No pay, no work. A basic rule, one would think, from landscapers to lawyers. But not in the strange world of classical music. It may be my background in this pursuit that leads me to work without assurance of compensation. Learning the cello repertoire involved no pay and all work. It did not even come with the promise of pay in the distant future – what a medical resident can hold on to during the brutal years of sleep-deprived training.  After a decade largely spent in a practice room, attending Juilliard and winning a cello competition, I was still broke. Thirty years later, making money and playing cello are those two ships that pass in the night. Proof can be found in the two months spent preparing for a major recital on February 29. When the applause (a standing ovation, actually) subsided, there were three things to show for it: (1) we got our fingers back, which means we were in performance shape again; (2) neighbors were glad to attend a quality public event without the need to go to Center City; and (3) the Church where we played happily collected a larger donation from those who attended than for a typical Sunday service. There was no economic argument to justify this recital, but still I practice, especially now with closure of my office building and no good reason to enter Center City anyway. Thanks to self-quarantine, I have gotten back the entire Haydn C Major concerto, a piece I played frequently in the mid-1980s but have not touched since then. Is this an accomplishment or a bad habit that cannot be broken? Logic, which I am about to talk about, supports the latter conclusion.

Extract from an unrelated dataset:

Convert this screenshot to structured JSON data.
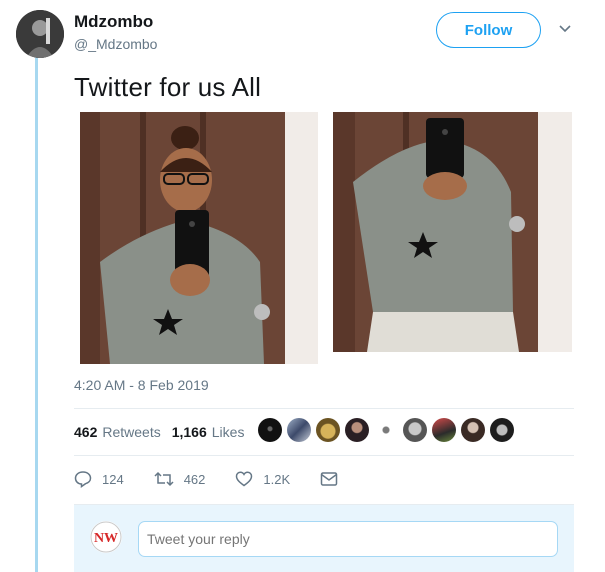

Going back to the motions, there’s not much to disagree with in the opening statement of the one that I filed for a young defendant stuck in an Allentown prison for the past two months: “The neighboring states of New Jersey and New York are now an epicenter of the pandemic in the United States, and it is only a matter of time before the numbers of severely ill Coronavirus patients in Philadelphia, Allentown, and the surrounding cities of Southeastern Pennsylvania drastically increase.” However, I doubt the judge will terminate J’s custody, based on a conclusion that if this is a sufficient reason to release someone from prison, then the entire facility will need to be emptied. Affirmative, Captain. That is the basic approach here, that some problems are so severe that novel measures should be applied to them, especially since this culture reputedly values life above all else. I am not arguing for the release of a homicidal maniac, but that does not matter to devotees of the Socratic Method.

I have been amazed since law school days how professors and other authorities could construct a “logic” argument based on something that is not at issue. Stated otherwise – since my argument, if taken to its ultimate conclusion, would empty the jail, then it must be rejected for a non-violent offender who has every reason to stay inside and out of trouble if he is sent home to his mother (praying every day to saints of the Dominican Republic) during the pandemic. The logic that our judge will likely use to deny my motion has nothing to do with exigent circumstances or even reality, but for reasons I don’t understand much of the legal profession and especially judges are committed to the rule of logic. Taking logic to its own ultimate outcome generally results in doing things as they have always been done. This pandemic may ultimately change that stasis.

I advised the families that I had filed motions seeking the release of their sons from prison, and they responded with thanks, prayers for a good outcome, and questions about when the judge would decide. These filings brought hope, an intangible that improves any situation while it prevails. For this alone, they were worth doing.